For all of these reasons implementing our own solution seemed to be the best option. The solution we're working on solved all the problems above:

  • it is open source
  • it is incorporated with XO therefore usable on any web browser, and doesn't require you to install a new VM
  • it uses a passive SSL connection on the standard IANA OVSDB port (6640), therefore many SDN controllers can share the control of a pool as long as they're signed with the same CA certificate
  • the SSL CA certificate is installed on the hosts through XAPI (pool.certificate_install, pool.certificate_sync), it means if the XAPI connection is over HTTPS then a MitM attack won't work
  • As for robustness against host restart/stop, we tested it thoroughly and it seems to work well, we are waiting for feedback from our community, when the beta will be available, to improve it if necessary

How does it work?

First let's define what we mean by private network, we want a network that is:

  • reachable by all the hosts in a pool
  • unreachable by anything outside the network
  • reactive when the pool changes (new host, host ejected, PIF unplugged etc)

Creation of the network

Now, we can start creating the controller.
Let's have a pool and its hosts. In order to create the network and the associated PIFs, the controller needs an XAPI connection to the pool's master. For creating interfaces and ports and the OpenVSwitch (OVS) bridges it also needs an OVSDB connection to each host.

Once all the connections have been created, the fun begins.
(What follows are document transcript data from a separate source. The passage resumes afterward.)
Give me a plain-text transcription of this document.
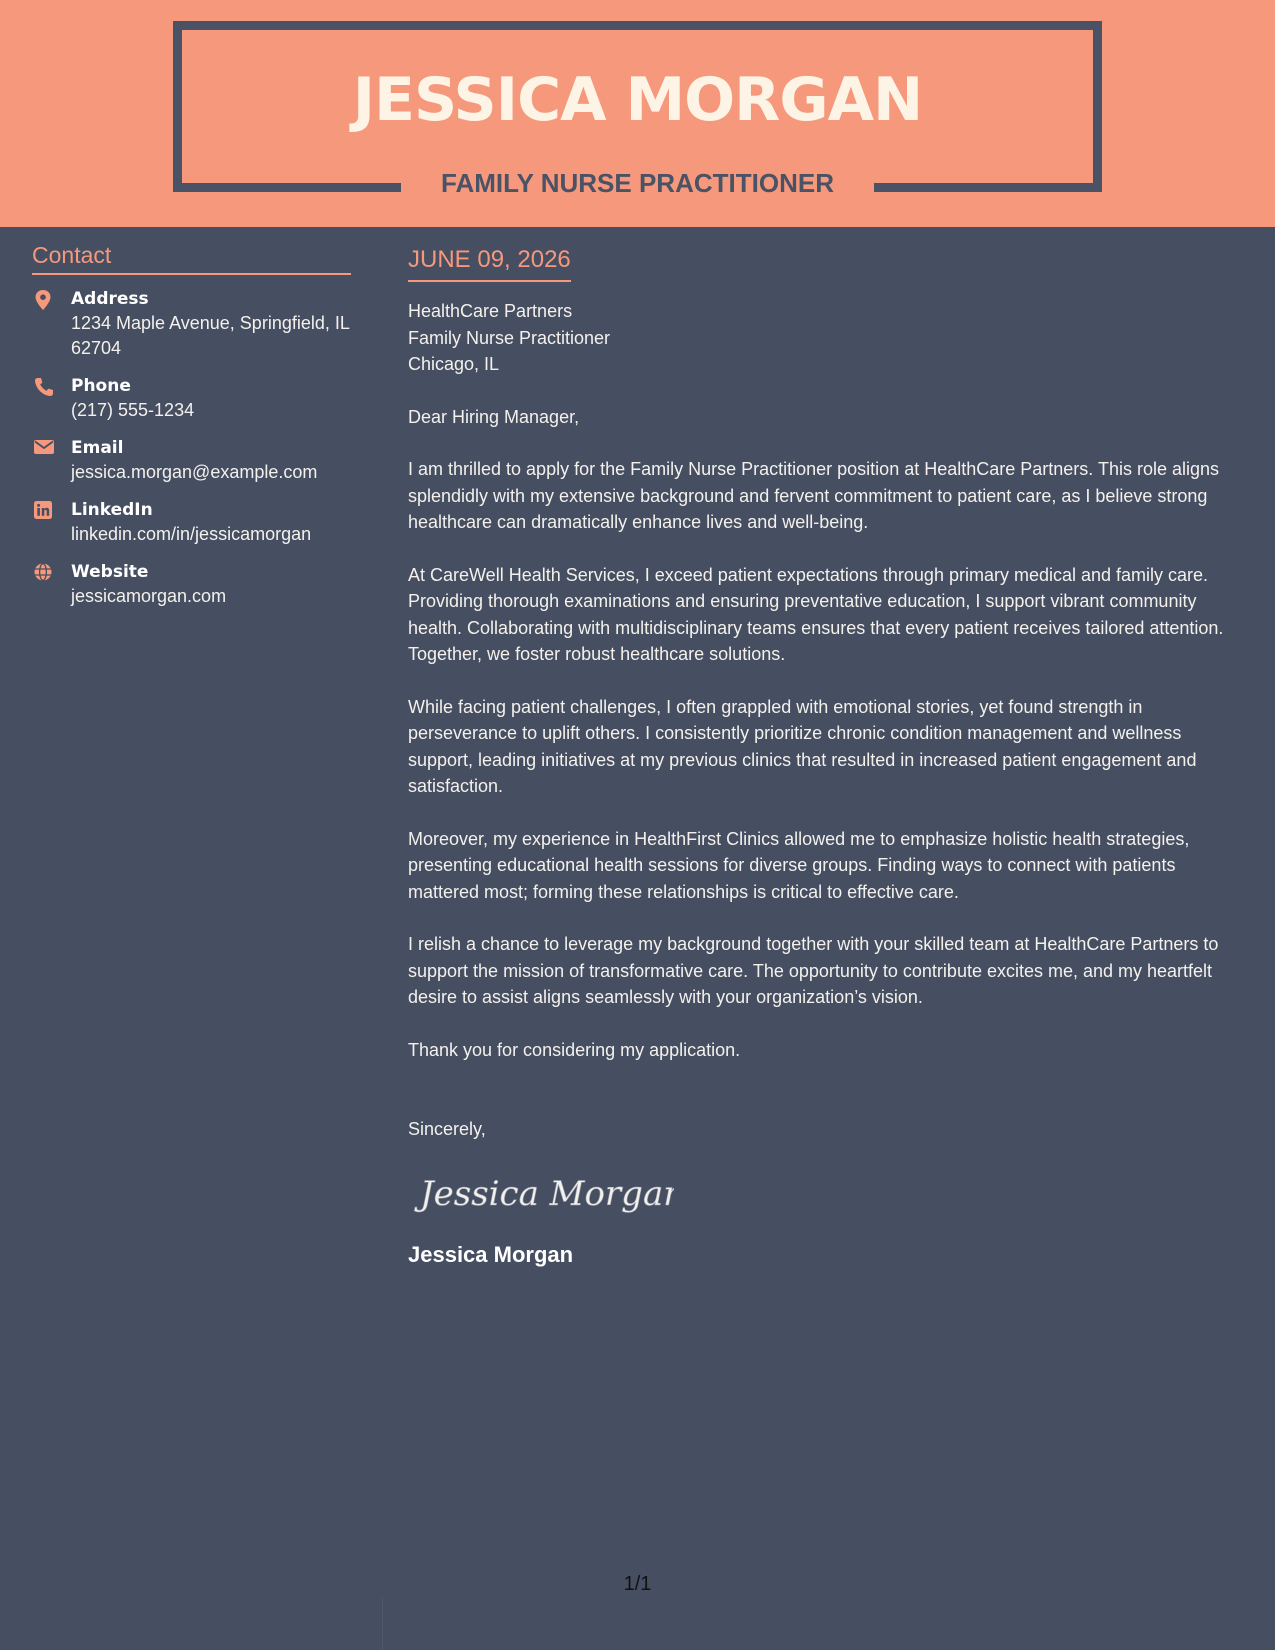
JESSICA MORGAN
FAMILY NURSE PRACTITIONER
Contact
Address
1234 Maple Avenue, Springfield, IL 62704
Phone
(217) 555-1234
Email
jessica.morgan@example.com
LinkedIn
linkedin.com/in/jessicamorgan
Website
jessicamorgan.com
JUNE 09, 2026
HealthCare Partners
Family Nurse Practitioner
Chicago, IL

Dear Hiring Manager,

I am thrilled to apply for the Family Nurse Practitioner position at HealthCare Partners. This role aligns splendidly with my extensive background and fervent commitment to patient care, as I believe strong healthcare can dramatically enhance lives and well-being.

At CareWell Health Services, I exceed patient expectations through primary medical and family care. Providing thorough examinations and ensuring preventative education, I support vibrant community health. Collaborating with multidisciplinary teams ensures that every patient receives tailored attention. Together, we foster robust healthcare solutions.

While facing patient challenges, I often grappled with emotional stories, yet found strength in perseverance to uplift others. I consistently prioritize chronic condition management and wellness support, leading initiatives at my previous clinics that resulted in increased patient engagement and satisfaction.

Moreover, my experience in HealthFirst Clinics allowed me to emphasize holistic health strategies, presenting educational health sessions for diverse groups. Finding ways to connect with patients mattered most; forming these relationships is critical to effective care.

I relish a chance to leverage my background together with your skilled team at HealthCare Partners to support the mission of transformative care. The opportunity to contribute excites me, and my heartfelt desire to assist aligns seamlessly with your organization’s vision.

Thank you for considering my application.

Sincerely,
Jessica Morgan
Jessica Morgan
1/1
The controller creates a tunnel on each host, a tunnel is a "fake" PIF (not physical) simulated over a physical PIF. This tunnels will be the PIFs of the network.
After that we need to connect all the hosts' bridges together. We chose a star topology instead of mesh to avoid loops in the network, as mesh would require us to use Spanning Tree Protocol which complicates the solution. To create the topology, a star-center is elected, all other hosts are connected to star-center via OVSDB: a port and interface connecting via a tunnel (either GRE or VxLAN) to the star-center is added to the bridge corresponding to the private network.
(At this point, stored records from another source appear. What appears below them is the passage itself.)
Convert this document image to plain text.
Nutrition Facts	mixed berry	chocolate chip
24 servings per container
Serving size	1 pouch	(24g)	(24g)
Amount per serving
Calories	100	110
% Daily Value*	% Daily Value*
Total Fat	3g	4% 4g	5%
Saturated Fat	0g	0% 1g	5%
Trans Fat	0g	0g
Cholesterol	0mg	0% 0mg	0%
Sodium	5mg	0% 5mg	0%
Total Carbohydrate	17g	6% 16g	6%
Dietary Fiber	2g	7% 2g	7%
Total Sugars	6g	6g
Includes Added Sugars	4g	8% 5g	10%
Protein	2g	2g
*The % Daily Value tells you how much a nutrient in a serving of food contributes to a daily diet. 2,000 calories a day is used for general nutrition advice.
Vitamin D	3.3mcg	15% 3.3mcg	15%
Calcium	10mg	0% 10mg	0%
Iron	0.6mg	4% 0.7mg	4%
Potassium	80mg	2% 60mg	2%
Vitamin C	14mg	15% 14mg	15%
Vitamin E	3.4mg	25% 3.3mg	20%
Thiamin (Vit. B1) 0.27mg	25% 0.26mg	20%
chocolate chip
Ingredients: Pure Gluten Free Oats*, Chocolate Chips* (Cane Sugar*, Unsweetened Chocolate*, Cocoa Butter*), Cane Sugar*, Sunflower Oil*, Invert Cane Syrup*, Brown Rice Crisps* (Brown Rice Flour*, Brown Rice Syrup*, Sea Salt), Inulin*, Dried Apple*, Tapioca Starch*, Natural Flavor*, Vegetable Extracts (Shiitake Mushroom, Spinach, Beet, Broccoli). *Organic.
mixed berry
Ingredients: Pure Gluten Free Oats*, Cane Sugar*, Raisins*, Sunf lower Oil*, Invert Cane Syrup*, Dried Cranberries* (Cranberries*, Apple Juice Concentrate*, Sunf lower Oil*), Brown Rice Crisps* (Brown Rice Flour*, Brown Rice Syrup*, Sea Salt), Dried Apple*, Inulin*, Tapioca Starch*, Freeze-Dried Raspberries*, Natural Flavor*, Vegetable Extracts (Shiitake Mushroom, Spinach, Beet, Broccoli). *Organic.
Here's an example with a pool of 4 hosts connected via GRE tunnels: H1(master), H2(star-center), H3 & H4.

Maintaining the network

Once the star topology is created, we need to keep it in sync with the pool's events.
When a PIF is unplugged or a host is removed/stopped OVS removes the ports and interfaces automatically. Same for all VM events: additions, removals, migrations, VIF connections and deconnections, they're all managed by OVS.
The cases to handle:

  • a new host is added to the pool: the controller adds a tunnel to the new host and add the corresponding ports and interfaces to add it to the star topology.
  • a stopped host is started: if the host has a tunnel for the network, the tunnel is plugged and the corresponding ports and interfaces are added.
  • a tunnel PIF is plugged: the corresponding ports and interfaces are added.
  • Removal/Disconnection of the star-center (or its PIF): as said before, the removals of ports and interfaces are done automatically, however the star-center of the topology is the backbone of the network therefore we need to elect a new star-center and recreate the star topology from scratch with all the remaining hosts.

What about the future?

  • The private networks created by the SDN controller are isolated, the network could also be cyphered with IPSEC.